黄土坡,这个名字听起来像是在喊救命,实际上它只是黄土高原上最一般/平平的一个地界。别被那些高耸入云的山峰骗了,那里藏着比哪位都多的沟壑,比哪位都多的风沙,也藏着最倔强的土地。 在关中平原的东边,在泾河峡谷的拐弯处,就有一大片地方叫黄土坡。
这里的土,不是那种细细软软的粉,而是像一块块被风刮过背脊的馍馍,硬邦邦,摔一摔就碎了一地,却死死钉在崖壁上。
这土是咋来的?
咋如此厚的?别光看日子过得好不好,得往底下钻。 往深里走,你会撞到真正的“大坑”。在陕西榆林的北部,黄土坡沟深得像根庞大的胡萝卜,根须扎得比哪位都牢。
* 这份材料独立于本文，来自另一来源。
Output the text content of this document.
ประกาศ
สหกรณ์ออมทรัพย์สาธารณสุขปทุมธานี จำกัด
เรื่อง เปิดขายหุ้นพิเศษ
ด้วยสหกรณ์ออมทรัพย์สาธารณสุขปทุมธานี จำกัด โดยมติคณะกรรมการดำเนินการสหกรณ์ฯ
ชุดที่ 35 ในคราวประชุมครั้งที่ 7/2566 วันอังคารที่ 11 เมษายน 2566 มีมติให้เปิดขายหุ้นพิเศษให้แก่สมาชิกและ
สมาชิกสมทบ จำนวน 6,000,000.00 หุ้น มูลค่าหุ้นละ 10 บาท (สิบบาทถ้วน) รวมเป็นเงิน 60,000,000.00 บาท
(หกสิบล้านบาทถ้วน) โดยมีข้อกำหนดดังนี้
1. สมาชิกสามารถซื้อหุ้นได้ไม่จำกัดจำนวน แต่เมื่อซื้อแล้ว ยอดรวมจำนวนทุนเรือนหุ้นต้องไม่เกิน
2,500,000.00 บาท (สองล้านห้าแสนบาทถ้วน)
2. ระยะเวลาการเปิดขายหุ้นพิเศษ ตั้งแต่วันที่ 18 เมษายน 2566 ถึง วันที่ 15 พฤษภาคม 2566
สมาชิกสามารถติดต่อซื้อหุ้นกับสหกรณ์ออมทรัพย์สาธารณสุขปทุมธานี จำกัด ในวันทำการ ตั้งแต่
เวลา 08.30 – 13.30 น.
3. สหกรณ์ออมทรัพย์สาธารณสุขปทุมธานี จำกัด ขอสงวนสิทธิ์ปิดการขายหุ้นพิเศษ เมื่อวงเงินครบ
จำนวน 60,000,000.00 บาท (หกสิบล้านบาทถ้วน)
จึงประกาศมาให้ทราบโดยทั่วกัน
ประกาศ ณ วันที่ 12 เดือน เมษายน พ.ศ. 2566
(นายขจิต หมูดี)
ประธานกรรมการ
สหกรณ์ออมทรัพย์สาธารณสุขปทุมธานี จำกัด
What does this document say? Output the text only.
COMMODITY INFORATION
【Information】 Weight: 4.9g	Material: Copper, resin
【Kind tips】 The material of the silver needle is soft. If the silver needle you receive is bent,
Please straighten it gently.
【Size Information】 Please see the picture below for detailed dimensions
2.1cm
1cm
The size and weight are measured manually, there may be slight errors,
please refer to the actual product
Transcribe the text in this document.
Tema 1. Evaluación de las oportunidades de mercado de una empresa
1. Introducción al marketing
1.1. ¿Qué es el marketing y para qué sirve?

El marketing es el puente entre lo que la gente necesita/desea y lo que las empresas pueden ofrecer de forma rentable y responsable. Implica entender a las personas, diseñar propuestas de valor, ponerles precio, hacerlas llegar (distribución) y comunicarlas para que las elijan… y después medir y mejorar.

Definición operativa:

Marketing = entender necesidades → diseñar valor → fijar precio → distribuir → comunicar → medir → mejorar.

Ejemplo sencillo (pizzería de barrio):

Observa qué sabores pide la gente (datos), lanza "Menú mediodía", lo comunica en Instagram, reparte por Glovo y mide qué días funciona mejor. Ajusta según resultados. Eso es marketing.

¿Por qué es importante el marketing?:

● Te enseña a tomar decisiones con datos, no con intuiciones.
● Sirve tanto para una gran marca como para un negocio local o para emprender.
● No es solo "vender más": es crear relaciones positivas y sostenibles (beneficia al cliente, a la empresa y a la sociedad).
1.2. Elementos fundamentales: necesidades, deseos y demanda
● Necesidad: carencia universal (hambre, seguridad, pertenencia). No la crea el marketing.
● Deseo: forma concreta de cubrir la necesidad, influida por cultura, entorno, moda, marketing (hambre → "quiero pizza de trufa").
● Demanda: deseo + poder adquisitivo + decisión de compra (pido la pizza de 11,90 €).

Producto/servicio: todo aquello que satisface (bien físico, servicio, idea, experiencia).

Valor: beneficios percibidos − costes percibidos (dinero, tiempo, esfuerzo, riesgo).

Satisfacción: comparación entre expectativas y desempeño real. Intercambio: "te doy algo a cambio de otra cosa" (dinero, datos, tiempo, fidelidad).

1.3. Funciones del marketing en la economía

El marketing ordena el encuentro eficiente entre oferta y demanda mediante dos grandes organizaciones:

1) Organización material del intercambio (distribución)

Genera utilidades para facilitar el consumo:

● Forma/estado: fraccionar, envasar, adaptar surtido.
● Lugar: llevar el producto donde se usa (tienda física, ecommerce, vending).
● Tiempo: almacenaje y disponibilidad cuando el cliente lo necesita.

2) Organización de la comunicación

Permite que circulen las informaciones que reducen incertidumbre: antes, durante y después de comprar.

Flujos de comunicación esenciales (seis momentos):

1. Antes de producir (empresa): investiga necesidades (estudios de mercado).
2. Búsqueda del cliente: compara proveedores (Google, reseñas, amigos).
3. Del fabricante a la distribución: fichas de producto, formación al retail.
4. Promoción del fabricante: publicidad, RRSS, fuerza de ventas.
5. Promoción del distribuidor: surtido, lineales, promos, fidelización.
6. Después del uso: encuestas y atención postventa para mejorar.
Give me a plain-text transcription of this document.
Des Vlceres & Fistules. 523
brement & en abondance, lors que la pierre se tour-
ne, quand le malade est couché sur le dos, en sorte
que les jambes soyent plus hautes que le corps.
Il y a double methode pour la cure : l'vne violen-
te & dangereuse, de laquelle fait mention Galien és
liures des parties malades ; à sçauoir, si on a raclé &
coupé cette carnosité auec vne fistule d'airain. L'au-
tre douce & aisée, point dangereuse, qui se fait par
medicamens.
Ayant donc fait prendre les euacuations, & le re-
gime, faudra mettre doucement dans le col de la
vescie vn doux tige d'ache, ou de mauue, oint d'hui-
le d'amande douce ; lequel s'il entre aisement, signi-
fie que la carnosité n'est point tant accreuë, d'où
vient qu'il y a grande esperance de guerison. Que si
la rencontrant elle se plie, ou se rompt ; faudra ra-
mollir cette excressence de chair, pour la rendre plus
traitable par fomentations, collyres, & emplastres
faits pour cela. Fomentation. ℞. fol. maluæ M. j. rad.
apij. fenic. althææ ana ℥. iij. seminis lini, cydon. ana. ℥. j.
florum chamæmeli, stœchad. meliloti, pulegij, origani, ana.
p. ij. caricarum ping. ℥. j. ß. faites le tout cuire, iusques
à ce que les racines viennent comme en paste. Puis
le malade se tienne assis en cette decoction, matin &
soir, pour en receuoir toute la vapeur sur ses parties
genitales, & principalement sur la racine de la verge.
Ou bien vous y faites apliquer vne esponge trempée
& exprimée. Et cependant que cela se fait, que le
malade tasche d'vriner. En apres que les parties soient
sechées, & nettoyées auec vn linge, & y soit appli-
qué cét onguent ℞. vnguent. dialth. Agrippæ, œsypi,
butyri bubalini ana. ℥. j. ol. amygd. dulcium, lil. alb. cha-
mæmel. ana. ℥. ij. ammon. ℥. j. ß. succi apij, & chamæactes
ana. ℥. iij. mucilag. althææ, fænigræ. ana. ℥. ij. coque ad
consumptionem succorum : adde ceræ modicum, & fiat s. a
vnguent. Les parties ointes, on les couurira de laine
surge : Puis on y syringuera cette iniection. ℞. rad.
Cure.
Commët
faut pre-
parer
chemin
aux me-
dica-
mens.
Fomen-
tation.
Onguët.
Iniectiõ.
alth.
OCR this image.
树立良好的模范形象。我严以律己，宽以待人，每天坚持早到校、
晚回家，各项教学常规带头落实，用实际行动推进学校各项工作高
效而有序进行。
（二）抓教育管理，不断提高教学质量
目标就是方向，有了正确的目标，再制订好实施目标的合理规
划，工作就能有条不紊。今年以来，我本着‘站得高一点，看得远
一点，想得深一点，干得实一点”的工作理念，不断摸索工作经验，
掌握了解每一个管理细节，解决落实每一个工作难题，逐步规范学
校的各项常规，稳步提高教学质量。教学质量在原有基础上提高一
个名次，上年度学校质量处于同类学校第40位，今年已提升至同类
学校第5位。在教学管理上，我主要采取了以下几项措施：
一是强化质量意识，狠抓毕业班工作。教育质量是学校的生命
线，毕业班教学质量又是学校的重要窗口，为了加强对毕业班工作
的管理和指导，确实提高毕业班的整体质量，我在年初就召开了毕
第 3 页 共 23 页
那里的水,不是从天上掉下来的,而是从二十多里外的山包顺着沟缝隙“偷”下来的。水一涌,土就跟着流,像条不知疲倦的河,把地形一点点改得歪歪扭扭。
有时候水大得把两公里的地皮都冲成了平地,有时候水小,水流得跟筛子似的,连个渣都不剩,只留下一堆被翻得像屋顶一样的黄土。 最狠的杀伤力来自风。风是这儿的常客,也是这儿的杀手。你别说,这风大得吓人,能把人吹得东倒西歪。黄土坡的风,叫“胡杨风”,一年四季都在吹。夏天风一刮,人站在土坡上,脸就红了,衣服都涨了;冬天风一刮,那风就带着刀子似的,嘴唇都裂开了。你见过大风刮过半天,能卷起多少黄土?那场面,简直是把整片黄土翻腾起来,像是一场浩大的和戏。 数据里总爱提“年失土”这个词。黄土坡的土,实际上是个大漏勺,风一吹,水一冲,一年几个月的,起码有几个月的土就没了。在有些年份,只是出于一场大旱,要么一场暴雨后的冲刷,黄土坡的缺口就要扩大好几平米。
这土,比金子还珍贵,可它却像经不起折腾的水,稍一波动,就散了一地。 大量人认定这土不好,愁坏了。出于地没了,人就没饭吃。但在黄土坡,土别看稀,心却还是挺硬。你要是蹲在那儿数土坑,数得数不过来,那土坑里就藏着秦岭的根。
那些深埋地下的树根,别看看不见,但根系发达的土,硬得能顶住几十吨重的土块。土坡一塌,底下的山就塌,底下的山塌,上面的坡更塌。
这是一个罗盘,指针指着风,指着水,也指着这片倔强的土地。 在陕北,这土坡还分着 kinds。沟深的土坡叫子界坡,那是“水边土边”,水一冲,土就流;沟浅的土坡叫边坡,那是“土边水边”,风一吹,土就散。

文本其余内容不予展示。